1. What is the main purpose of a CSR film?
A CSR film documents and communicates a company’s social, environmental, or community programmes in a transparent, emotionally credible format. Unlike traditional marketing content, it focuses entirely on impact on the people and communities a programme has served rather than on the company’s products, growth, or market position.
2. How is a CSR film different from a corporate brand film?
A brand film promotes what a company does. A CSR film documents what a company does for others. Brand films focus on capabilities, milestones, and competitive positioning. CSR films focus on impact, beneficiaries, and long-term social commitment. The production approach, tone, and audience are fundamentally different.
3. Who is legally required to produce CSR content in India?
Under Section 135 of the Companies Act, 2013, companies with a net worth of ₹500 crore or more, a turnover of ₹1,000 crore or more, or a net profit of ₹5 crore or more must constitute a CSR committee and spend 2% of their average net profits on approved activities. While there is no legal mandate to produce a CSR film specifically, organisations subject to BRSR reporting under SEBI guidelines are increasingly expected to communicate their ESG and CSR performance through credible, auditable formats of which film is among the most effective.
4. What is the ideal length for a CSR film?
It depends entirely on the use case. For a company website or sustainability page: 3–5 minutes. For social media: 60–90 seconds. For investor presentations: 2–4 minutes. For a full impact documentary: 6–15 minutes. The goal is never length for its own sake, it is clarity of story within the attention span of the intended audience.
5. Where can a CSR film be used after production?
A single well-produced film can serve across multiple channels: the company’s sustainability page, annual CSR and BRSR reports, LinkedIn and YouTube, investor pitch decks and AGM presentations, internal town halls and onboarding programmes, and NGO or government partner communication. One production investment creates multiple long-term communication assets.
6. What makes a CSR film credible rather than performative?
Credible CSR films are built on unscripted testimonials, ground-level documentation, honest accounts of what the programme has and has not achieved, and real people speaking in their own voices.
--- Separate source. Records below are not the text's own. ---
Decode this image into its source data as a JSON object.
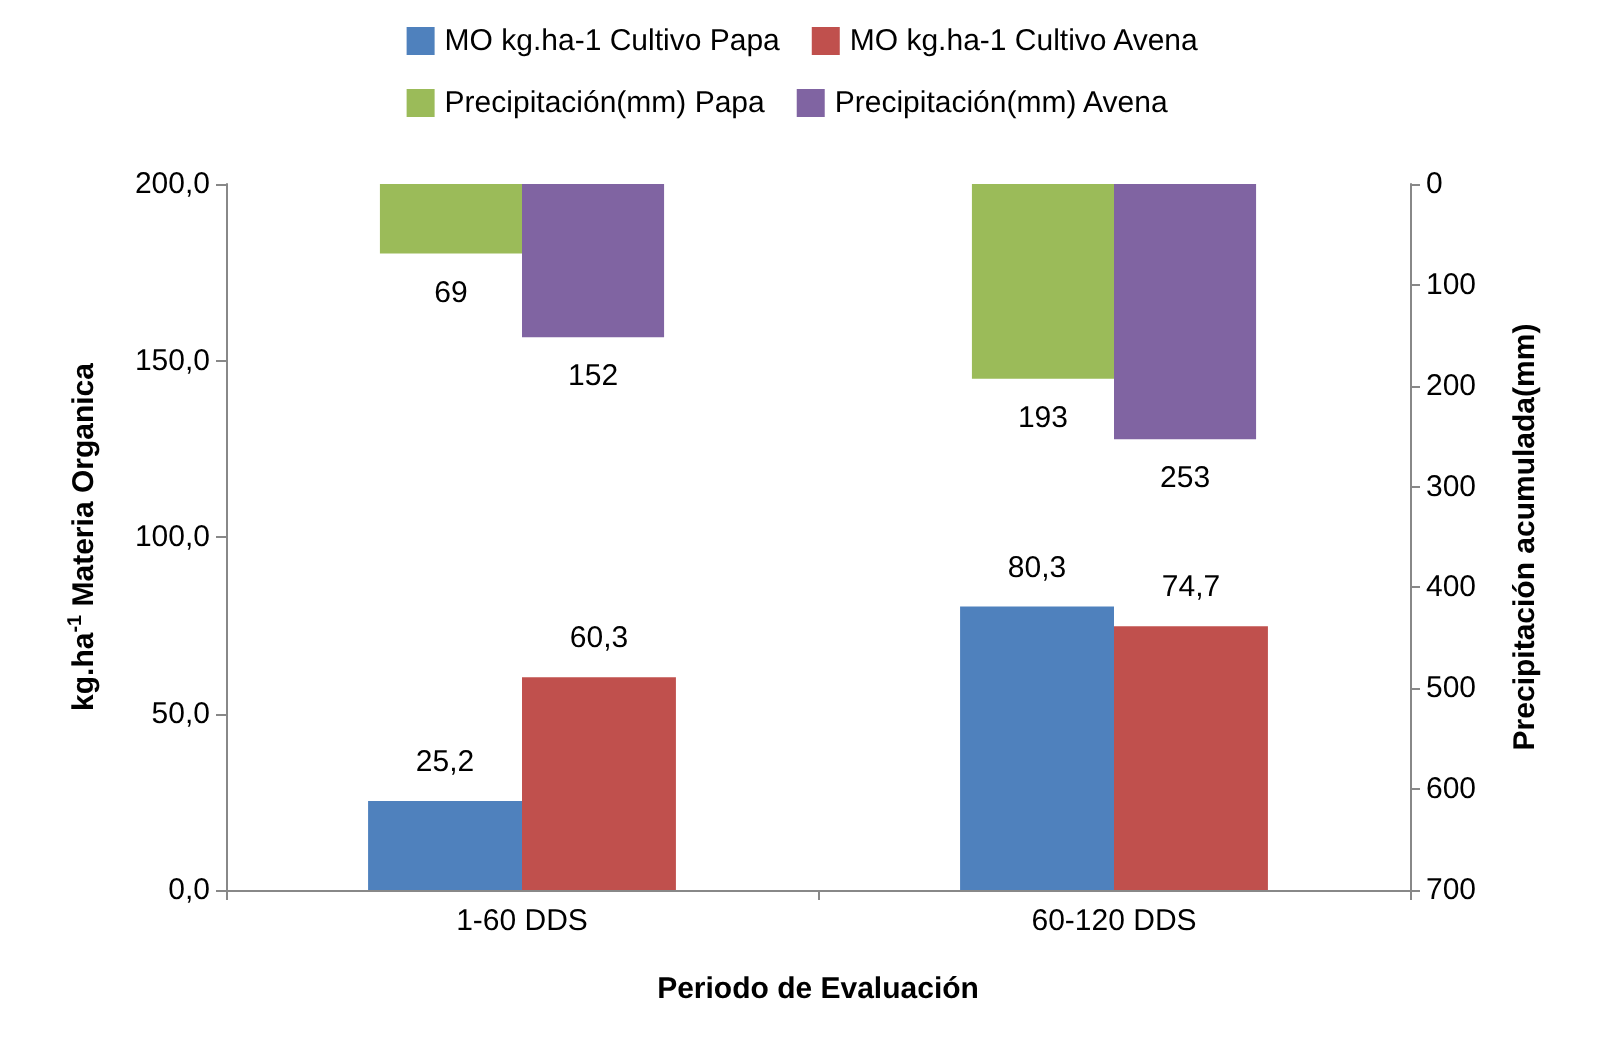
{
  "chart_data": {
    "type": "bar",
    "xlabel": "Periodo de Evaluación",
    "ylabel": "kg.ha$^{-1}$ Materia Organica",
    "y2label": "Precipitación acumulada(mm)",
    "categories": [
      "1-60 DDS",
      "60-120 DDS"
    ],
    "series": [
      {
        "name": "MO kg.ha-1 Cultivo Papa",
        "color": "#4f81bd",
        "values": [
          25.2,
          80.3
        ],
        "value_labels": [
          "25,2",
          "80,3"
        ]
      },
      {
        "name": "MO kg.ha-1 Cultivo Avena",
        "color": "#c0504d",
        "values": [
          60.3,
          74.7
        ],
        "value_labels": [
          "60,3",
          "74,7"
        ]
      },
      {
        "name": "Precipitación(mm) Papa",
        "color": "#9bbb59",
        "values": [
          69,
          193
        ],
        "axis": "y2",
        "value_labels": [
          "69",
          "193"
        ]
      },
      {
        "name": "Precipitación(mm) Avena",
        "color": "#8064a2",
        "values": [
          152,
          253
        ],
        "axis": "y2",
        "value_labels": [
          "152",
          "253"
        ]
      }
    ],
    "ylim": [
      0,
      200
    ],
    "yticks": [
      {
        "value": 0,
        "label": "0,0"
      },
      {
        "value": 50,
        "label": "50,0"
      },
      {
        "value": 100,
        "label": "100,0"
      },
      {
        "value": 150,
        "label": "150,0"
      },
      {
        "value": 200,
        "label": "200,0"
      }
    ],
    "y2lim": [
      700,
      0
    ],
    "y2ticks": [
      0,
      100,
      200,
      300,
      400,
      500,
      600,
      700
    ],
    "grid": false,
    "legend": "top"
  }
}
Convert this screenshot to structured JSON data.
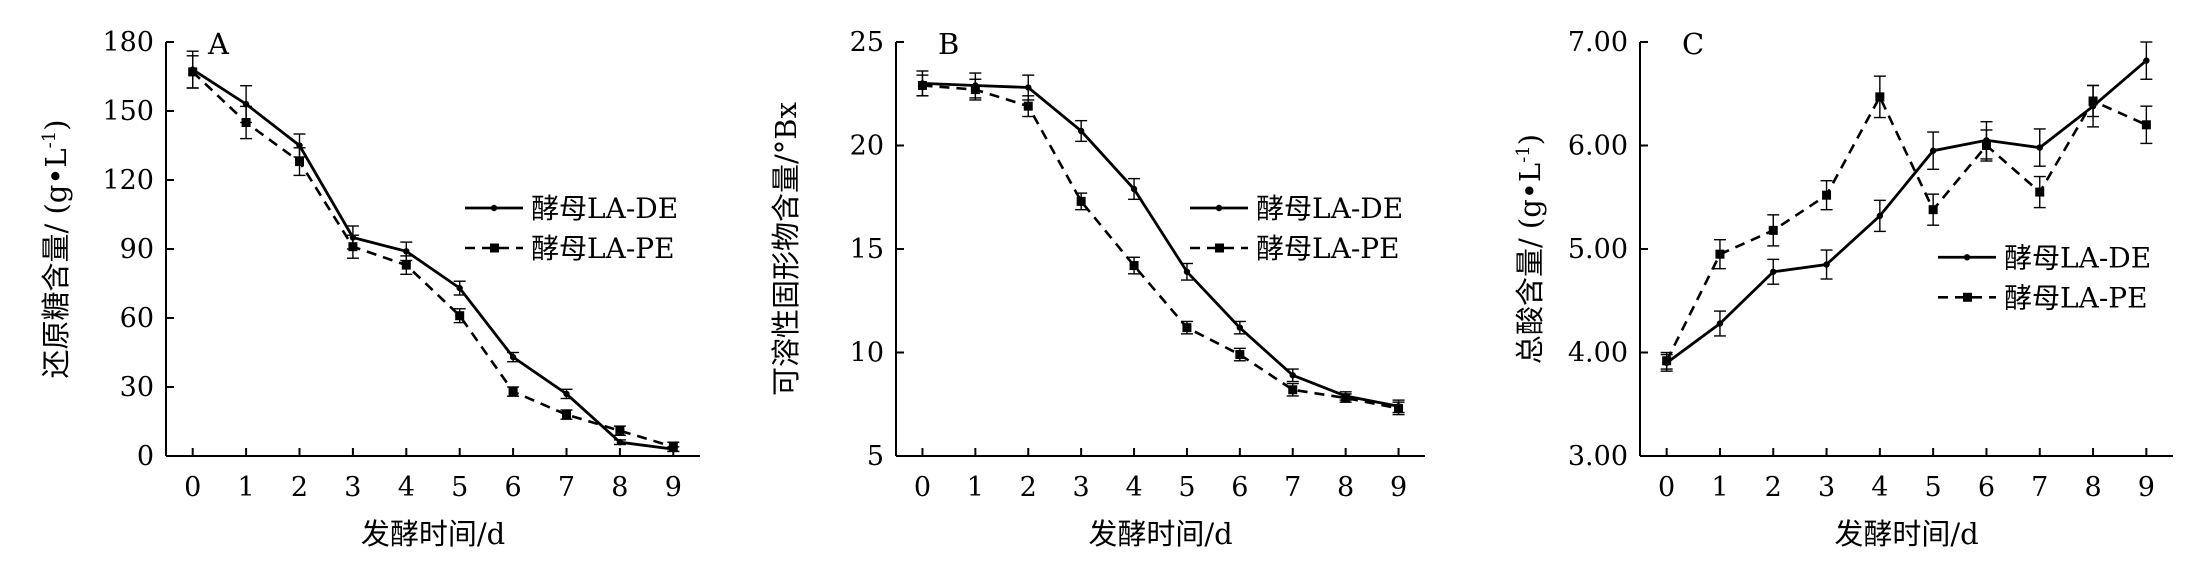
{
  "chart_data": [
    {
      "type": "line",
      "panel_label": "A",
      "xlabel": "发酵时间/d",
      "ylabel": "还原糖含量/ (g•L-1)",
      "ylabel_main": "还原糖含量/ (g•L",
      "ylabel_sup": "-1",
      "ylabel_tail": ")",
      "x": [
        0,
        1,
        2,
        3,
        4,
        5,
        6,
        7,
        8,
        9
      ],
      "xlim": [
        -0.5,
        9.5
      ],
      "ylim": [
        0,
        180
      ],
      "yticks": [
        0,
        30,
        60,
        90,
        120,
        150,
        180
      ],
      "ytick_labels": [
        "0",
        "30",
        "60",
        "90",
        "120",
        "150",
        "180"
      ],
      "xtick_labels": [
        "0",
        "1",
        "2",
        "3",
        "4",
        "5",
        "6",
        "7",
        "8",
        "9"
      ],
      "grid": false,
      "legend_position": "right-middle",
      "series": [
        {
          "name": "酵母LA-DE",
          "style": "solid",
          "values": [
            168,
            153,
            135,
            95,
            89,
            73,
            43,
            27,
            6,
            3
          ],
          "errors": [
            8,
            8,
            5,
            5,
            4,
            3,
            2,
            2,
            1,
            1
          ]
        },
        {
          "name": "酵母LA-PE",
          "style": "dashed",
          "values": [
            167,
            145,
            128,
            91,
            83,
            61,
            28,
            18,
            11,
            4
          ],
          "errors": [
            7,
            7,
            6,
            5,
            4,
            3,
            2,
            2,
            2,
            2
          ]
        }
      ]
    },
    {
      "type": "line",
      "panel_label": "B",
      "xlabel": "发酵时间/d",
      "ylabel": "可溶性固形物含量/°Bx",
      "ylabel_main": "可溶性固形物含量/°Bx",
      "ylabel_sup": "",
      "ylabel_tail": "",
      "x": [
        0,
        1,
        2,
        3,
        4,
        5,
        6,
        7,
        8,
        9
      ],
      "xlim": [
        -0.5,
        9.5
      ],
      "ylim": [
        5,
        25
      ],
      "yticks": [
        5,
        10,
        15,
        20,
        25
      ],
      "ytick_labels": [
        "5",
        "10",
        "15",
        "20",
        "25"
      ],
      "xtick_labels": [
        "0",
        "1",
        "2",
        "3",
        "4",
        "5",
        "6",
        "7",
        "8",
        "9"
      ],
      "grid": false,
      "legend_position": "right-middle",
      "series": [
        {
          "name": "酵母LA-DE",
          "style": "solid",
          "values": [
            23,
            22.9,
            22.8,
            20.7,
            17.9,
            13.9,
            11.2,
            8.9,
            7.9,
            7.4
          ],
          "errors": [
            0.6,
            0.6,
            0.6,
            0.5,
            0.5,
            0.4,
            0.3,
            0.3,
            0.2,
            0.3
          ]
        },
        {
          "name": "酵母LA-PE",
          "style": "dashed",
          "values": [
            22.9,
            22.7,
            21.9,
            17.3,
            14.2,
            11.2,
            9.9,
            8.2,
            7.8,
            7.3
          ],
          "errors": [
            0.5,
            0.5,
            0.5,
            0.4,
            0.4,
            0.3,
            0.3,
            0.3,
            0.2,
            0.3
          ]
        }
      ]
    },
    {
      "type": "line",
      "panel_label": "C",
      "xlabel": "发酵时间/d",
      "ylabel": "总酸含量/ (g•L-1)",
      "ylabel_main": "总酸含量/ (g•L",
      "ylabel_sup": "-1",
      "ylabel_tail": ")",
      "x": [
        0,
        1,
        2,
        3,
        4,
        5,
        6,
        7,
        8,
        9
      ],
      "xlim": [
        -0.5,
        9.5
      ],
      "ylim": [
        3,
        7
      ],
      "yticks": [
        3,
        4,
        5,
        6,
        7
      ],
      "ytick_labels": [
        "3.00",
        "4.00",
        "5.00",
        "6.00",
        "7.00"
      ],
      "xtick_labels": [
        "0",
        "1",
        "2",
        "3",
        "4",
        "5",
        "6",
        "7",
        "8",
        "9"
      ],
      "grid": false,
      "legend_position": "right-middle",
      "series": [
        {
          "name": "酵母LA-DE",
          "style": "solid",
          "values": [
            3.9,
            4.28,
            4.78,
            4.85,
            5.32,
            5.95,
            6.05,
            5.98,
            6.38,
            6.82
          ],
          "errors": [
            0.08,
            0.12,
            0.12,
            0.14,
            0.15,
            0.18,
            0.18,
            0.18,
            0.2,
            0.18
          ]
        },
        {
          "name": "酵母LA-PE",
          "style": "dashed",
          "values": [
            3.92,
            4.95,
            5.18,
            5.52,
            6.47,
            5.38,
            6.0,
            5.55,
            6.43,
            6.2
          ],
          "errors": [
            0.08,
            0.14,
            0.15,
            0.14,
            0.2,
            0.15,
            0.15,
            0.15,
            0.15,
            0.18
          ]
        }
      ]
    }
  ]
}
Performative CSR films rely on polished narration, staged interactions, generic imagery, and music designed to manufacture emotion. The difference is immediately apparent to any experienced viewer and increasingly, to general audiences as well.
7. Can a CSR film support employer branding?
Yes, significantly. Purpose-driven workplaces attract purpose-driven talent. A CSR film that shows the real-world impact of employee-led or company-funded social programmes gives prospective candidates a direct window into company culture and values, one that recruitment brochures cannot replicate.
8. What is the typical production timeline for a CSR film?
For a single-location, focused CSR film: 10–15 days from shoot to delivery. For a multi-location national documentary: 3–6 weeks depending on geography, approvals, and edit complexity. Our HUL Prabhat documentary, spanning four states across India, was delivered in 15 days.